> On Sun, Jan 13, 2002 at 10:04:58PM +0100, Mattia Barbon wrote:
> > > $ bleadperl -MO=-qq,Deparse foo.plx
> > > sub BEGIN {
> > >     print "foo\n";
> > > }
> > > print "bar\n";
> > > 
> > > If B::Deparse can save BEGIN blocks, B::C can.
> >
> > I didn't mean that I can't write code to make B::C save BEGIN blocks
> > ( it'd require <10 lines, probably ), I did mean that doing so would
> > not be a god idea: _I am
> > saving the state of the program after those blocks were ran_ and
> > they will be run _another time_ at runtime, and this is not correct:
> > ( for example use lib 'a'; would put 'a' into @INC twice, once
> > ( correctly ) at compile time, and another time ( incorrectly ) at 
> > runtime ). In this 
> > case this is not harmful, but you get the idea.
> 
> I don't understand.  The compiled program should do exactly what the
> original program did.  Anything else, as difficult as it may be, is a
> bug.  Lots of programs and modules do important load-time checks and
> logic inside BEGIN blocks.
> 
> Why would this:
> 
>     BEGIN {
>         push @INC, 'foo';
>     }
> 
> put 'foo' into @INC twice if it were compiled?  The compiled program
> should not be storing the post-BEGIN value of @INC, it should store
> the original value at startup.
This isn't the way B::C ( I suspect B::Bytecode and B::CC work
the same way ) works. It _by design_ saves the state _after_ the
BEGIB blocks are run; the idea is to skip compilation time.

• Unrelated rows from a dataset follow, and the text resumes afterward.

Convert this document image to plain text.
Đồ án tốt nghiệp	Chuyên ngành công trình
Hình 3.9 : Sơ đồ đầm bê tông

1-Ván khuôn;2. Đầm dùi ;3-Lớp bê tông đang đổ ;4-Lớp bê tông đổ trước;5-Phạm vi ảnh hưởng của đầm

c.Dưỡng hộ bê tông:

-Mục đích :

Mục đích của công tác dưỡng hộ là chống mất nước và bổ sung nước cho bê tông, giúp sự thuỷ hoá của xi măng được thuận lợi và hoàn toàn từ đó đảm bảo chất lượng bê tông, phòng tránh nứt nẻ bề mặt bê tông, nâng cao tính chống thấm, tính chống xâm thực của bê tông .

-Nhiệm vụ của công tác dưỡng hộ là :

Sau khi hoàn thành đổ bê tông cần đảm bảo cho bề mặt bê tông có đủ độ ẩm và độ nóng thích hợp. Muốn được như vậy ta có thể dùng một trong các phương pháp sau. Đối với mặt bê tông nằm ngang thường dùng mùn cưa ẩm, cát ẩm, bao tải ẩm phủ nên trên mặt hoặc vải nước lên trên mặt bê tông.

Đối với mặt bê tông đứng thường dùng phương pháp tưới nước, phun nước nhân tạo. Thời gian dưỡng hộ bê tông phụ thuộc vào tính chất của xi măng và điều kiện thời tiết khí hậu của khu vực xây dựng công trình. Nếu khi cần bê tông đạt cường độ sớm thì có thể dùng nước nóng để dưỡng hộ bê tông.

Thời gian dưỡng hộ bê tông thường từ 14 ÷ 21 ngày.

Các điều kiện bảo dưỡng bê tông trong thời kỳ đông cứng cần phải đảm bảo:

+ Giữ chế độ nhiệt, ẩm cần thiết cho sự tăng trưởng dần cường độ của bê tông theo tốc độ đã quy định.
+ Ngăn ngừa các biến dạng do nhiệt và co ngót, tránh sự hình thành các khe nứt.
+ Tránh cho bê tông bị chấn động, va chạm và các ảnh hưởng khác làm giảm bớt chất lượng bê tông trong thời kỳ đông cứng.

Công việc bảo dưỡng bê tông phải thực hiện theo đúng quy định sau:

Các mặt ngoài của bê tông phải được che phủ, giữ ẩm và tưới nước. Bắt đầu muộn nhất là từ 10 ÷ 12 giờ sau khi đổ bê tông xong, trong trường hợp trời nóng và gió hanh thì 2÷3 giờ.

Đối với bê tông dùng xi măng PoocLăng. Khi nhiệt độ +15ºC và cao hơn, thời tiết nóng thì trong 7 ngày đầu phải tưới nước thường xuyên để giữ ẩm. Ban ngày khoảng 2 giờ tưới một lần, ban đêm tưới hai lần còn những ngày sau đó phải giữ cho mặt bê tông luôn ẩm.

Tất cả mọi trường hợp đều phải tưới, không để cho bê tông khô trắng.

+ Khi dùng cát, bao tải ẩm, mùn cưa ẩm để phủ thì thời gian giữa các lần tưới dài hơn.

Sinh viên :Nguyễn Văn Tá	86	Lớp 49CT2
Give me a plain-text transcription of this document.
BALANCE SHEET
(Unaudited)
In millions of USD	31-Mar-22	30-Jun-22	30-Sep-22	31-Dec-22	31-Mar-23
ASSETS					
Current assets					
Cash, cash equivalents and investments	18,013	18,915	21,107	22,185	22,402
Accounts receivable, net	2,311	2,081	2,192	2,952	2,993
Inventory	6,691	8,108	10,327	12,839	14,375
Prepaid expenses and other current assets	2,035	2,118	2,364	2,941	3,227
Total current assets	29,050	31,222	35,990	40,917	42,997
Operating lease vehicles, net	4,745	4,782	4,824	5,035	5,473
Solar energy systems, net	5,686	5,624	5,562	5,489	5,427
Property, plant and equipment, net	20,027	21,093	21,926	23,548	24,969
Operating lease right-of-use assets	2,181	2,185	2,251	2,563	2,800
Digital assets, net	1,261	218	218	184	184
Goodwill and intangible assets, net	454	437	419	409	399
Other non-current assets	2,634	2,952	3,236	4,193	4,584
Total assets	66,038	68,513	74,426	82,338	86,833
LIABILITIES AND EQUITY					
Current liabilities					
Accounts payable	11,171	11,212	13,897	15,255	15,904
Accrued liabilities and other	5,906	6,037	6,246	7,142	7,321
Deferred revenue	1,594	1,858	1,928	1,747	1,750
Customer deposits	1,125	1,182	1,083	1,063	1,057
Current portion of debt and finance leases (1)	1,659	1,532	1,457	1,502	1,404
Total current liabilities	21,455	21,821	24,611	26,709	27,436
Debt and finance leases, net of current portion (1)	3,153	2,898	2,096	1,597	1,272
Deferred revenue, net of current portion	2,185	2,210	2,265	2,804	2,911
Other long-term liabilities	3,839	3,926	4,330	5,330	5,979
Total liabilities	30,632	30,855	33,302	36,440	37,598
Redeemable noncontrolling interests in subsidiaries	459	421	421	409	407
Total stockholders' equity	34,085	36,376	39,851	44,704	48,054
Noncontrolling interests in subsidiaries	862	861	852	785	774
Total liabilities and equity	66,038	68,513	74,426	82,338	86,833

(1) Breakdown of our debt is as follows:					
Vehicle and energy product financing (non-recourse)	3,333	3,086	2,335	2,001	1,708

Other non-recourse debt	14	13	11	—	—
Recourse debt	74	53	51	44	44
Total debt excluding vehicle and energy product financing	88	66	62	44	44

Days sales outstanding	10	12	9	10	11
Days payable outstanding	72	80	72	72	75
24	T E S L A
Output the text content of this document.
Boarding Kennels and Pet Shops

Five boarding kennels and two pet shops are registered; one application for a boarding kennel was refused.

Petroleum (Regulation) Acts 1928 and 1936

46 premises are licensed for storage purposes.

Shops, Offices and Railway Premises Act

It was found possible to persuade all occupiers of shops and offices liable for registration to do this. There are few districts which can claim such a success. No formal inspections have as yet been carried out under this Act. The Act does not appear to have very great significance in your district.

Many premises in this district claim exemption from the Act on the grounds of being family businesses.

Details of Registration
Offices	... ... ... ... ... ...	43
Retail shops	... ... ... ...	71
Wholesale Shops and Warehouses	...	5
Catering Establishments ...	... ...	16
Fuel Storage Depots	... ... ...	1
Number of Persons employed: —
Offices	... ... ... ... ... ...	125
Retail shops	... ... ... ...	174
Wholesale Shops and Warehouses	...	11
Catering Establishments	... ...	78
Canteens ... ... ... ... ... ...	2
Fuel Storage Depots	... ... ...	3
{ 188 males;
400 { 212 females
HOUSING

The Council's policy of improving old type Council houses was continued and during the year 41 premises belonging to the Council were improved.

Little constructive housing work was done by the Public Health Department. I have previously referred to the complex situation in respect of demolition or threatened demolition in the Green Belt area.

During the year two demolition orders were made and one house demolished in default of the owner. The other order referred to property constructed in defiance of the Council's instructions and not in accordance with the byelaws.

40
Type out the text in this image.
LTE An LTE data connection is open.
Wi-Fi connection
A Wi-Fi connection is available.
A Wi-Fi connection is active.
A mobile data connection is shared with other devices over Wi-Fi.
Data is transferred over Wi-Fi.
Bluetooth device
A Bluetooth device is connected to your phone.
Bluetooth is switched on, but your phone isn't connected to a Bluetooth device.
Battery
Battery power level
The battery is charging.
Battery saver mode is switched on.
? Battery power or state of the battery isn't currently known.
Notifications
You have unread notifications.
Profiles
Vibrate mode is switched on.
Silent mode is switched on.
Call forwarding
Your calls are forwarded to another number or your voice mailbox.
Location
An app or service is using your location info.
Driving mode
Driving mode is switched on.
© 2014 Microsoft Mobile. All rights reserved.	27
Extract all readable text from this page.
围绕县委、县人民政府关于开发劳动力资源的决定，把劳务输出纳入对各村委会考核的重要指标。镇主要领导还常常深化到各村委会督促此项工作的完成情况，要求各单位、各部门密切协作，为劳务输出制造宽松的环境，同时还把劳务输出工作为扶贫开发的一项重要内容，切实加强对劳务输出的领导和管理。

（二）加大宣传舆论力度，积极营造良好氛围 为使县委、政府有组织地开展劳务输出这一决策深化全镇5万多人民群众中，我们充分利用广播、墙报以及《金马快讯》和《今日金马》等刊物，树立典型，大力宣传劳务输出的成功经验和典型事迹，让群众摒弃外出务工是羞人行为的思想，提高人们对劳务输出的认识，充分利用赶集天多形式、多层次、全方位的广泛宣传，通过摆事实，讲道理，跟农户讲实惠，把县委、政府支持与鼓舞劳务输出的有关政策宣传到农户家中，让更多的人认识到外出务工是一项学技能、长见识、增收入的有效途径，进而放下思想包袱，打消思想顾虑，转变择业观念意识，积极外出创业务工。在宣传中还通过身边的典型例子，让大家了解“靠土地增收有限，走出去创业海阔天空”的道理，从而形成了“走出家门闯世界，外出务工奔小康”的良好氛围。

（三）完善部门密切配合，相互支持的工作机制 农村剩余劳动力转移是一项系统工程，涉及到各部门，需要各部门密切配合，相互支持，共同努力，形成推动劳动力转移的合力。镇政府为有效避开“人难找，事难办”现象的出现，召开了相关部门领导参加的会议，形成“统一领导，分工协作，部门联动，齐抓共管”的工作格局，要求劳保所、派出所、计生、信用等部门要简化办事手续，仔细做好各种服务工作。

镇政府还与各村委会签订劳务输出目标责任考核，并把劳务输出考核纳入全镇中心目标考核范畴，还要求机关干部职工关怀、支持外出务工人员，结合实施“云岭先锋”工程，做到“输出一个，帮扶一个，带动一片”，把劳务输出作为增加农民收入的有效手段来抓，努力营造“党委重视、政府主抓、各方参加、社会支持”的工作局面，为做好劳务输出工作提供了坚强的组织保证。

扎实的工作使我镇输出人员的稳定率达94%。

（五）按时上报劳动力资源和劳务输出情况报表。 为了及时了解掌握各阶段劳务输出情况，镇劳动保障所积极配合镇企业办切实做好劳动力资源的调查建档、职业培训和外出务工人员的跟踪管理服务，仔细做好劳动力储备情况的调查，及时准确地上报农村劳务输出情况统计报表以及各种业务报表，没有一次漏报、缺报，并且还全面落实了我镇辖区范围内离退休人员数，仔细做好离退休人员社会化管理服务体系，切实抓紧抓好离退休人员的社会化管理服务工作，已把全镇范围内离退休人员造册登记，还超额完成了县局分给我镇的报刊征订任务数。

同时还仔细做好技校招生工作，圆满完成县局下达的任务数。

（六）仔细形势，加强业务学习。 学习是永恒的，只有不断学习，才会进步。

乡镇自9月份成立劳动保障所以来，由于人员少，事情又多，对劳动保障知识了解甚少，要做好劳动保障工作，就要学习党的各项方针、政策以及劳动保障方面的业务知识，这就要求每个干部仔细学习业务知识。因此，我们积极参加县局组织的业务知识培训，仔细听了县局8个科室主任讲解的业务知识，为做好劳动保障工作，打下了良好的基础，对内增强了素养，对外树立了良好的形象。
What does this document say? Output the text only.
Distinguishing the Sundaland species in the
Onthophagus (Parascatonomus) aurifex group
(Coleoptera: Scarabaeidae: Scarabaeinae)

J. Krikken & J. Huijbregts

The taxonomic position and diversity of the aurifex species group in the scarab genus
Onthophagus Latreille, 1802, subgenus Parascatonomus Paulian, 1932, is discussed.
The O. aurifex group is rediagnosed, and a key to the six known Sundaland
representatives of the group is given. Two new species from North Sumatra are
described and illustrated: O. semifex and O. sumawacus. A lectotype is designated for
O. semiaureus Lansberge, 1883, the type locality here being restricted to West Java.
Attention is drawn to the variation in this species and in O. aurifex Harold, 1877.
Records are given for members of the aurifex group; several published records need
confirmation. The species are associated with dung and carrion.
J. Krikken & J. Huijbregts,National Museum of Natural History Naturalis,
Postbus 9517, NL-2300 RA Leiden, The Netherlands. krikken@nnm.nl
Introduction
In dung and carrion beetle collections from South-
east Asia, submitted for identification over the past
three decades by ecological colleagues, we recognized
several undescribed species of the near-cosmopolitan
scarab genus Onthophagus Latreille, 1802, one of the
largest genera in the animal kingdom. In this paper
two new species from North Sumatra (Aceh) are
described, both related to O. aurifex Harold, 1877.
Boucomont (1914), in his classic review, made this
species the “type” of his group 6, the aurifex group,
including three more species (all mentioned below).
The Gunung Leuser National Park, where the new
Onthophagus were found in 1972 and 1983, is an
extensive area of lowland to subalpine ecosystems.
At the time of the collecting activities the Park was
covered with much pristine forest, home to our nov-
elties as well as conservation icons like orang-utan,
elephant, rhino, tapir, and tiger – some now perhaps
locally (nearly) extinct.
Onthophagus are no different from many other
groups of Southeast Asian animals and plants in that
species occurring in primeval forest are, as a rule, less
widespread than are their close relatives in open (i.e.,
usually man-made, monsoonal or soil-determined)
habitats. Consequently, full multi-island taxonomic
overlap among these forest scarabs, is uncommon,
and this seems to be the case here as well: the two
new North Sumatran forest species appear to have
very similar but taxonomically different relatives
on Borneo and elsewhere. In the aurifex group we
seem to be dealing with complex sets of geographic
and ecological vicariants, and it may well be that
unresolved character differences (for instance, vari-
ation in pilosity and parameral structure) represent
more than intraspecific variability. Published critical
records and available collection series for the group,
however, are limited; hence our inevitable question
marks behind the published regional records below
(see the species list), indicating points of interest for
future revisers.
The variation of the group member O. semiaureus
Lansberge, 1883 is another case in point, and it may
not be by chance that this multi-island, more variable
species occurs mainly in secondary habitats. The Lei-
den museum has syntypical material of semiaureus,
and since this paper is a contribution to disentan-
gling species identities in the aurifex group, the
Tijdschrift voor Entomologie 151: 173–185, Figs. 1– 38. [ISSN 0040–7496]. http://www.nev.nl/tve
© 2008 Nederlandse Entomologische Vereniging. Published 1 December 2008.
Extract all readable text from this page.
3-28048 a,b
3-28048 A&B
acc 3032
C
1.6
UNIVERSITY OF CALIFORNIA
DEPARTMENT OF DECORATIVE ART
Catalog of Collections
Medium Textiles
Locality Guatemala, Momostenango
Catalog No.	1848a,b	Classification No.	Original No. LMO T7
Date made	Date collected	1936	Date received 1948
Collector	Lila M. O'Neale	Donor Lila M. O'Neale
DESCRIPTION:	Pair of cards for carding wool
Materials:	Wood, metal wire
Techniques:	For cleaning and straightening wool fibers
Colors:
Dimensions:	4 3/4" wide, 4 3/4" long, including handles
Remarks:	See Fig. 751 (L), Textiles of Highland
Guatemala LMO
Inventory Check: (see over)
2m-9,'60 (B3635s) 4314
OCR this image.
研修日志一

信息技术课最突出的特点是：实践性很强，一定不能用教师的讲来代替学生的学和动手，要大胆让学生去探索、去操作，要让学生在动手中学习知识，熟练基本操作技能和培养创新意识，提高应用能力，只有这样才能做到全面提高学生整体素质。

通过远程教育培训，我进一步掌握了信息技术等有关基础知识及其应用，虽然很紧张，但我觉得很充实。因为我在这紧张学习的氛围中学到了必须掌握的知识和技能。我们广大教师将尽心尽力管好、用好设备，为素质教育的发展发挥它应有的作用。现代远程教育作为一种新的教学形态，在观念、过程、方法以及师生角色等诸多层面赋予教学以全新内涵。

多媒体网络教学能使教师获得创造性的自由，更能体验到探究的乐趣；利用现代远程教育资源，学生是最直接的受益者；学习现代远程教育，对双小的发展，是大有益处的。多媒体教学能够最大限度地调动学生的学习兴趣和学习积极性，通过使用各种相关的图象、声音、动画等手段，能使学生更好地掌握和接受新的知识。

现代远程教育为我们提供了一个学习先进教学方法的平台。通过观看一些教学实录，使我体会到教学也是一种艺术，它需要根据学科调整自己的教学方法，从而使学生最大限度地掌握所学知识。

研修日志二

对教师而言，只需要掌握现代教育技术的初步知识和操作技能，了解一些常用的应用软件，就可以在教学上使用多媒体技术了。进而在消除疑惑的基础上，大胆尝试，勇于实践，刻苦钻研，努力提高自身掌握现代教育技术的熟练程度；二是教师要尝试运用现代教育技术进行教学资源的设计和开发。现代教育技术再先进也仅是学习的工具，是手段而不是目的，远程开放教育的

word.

Now, I know this is not going to always work, and the only ( always ) working 
solution I see ( and I'd like to be proved wrong here ), is something like B::Script 
( which stores the source code of the program+modules in a single executable ). And 
yes, I realized that
[ B::C is not always going to work ] just a coule days ago.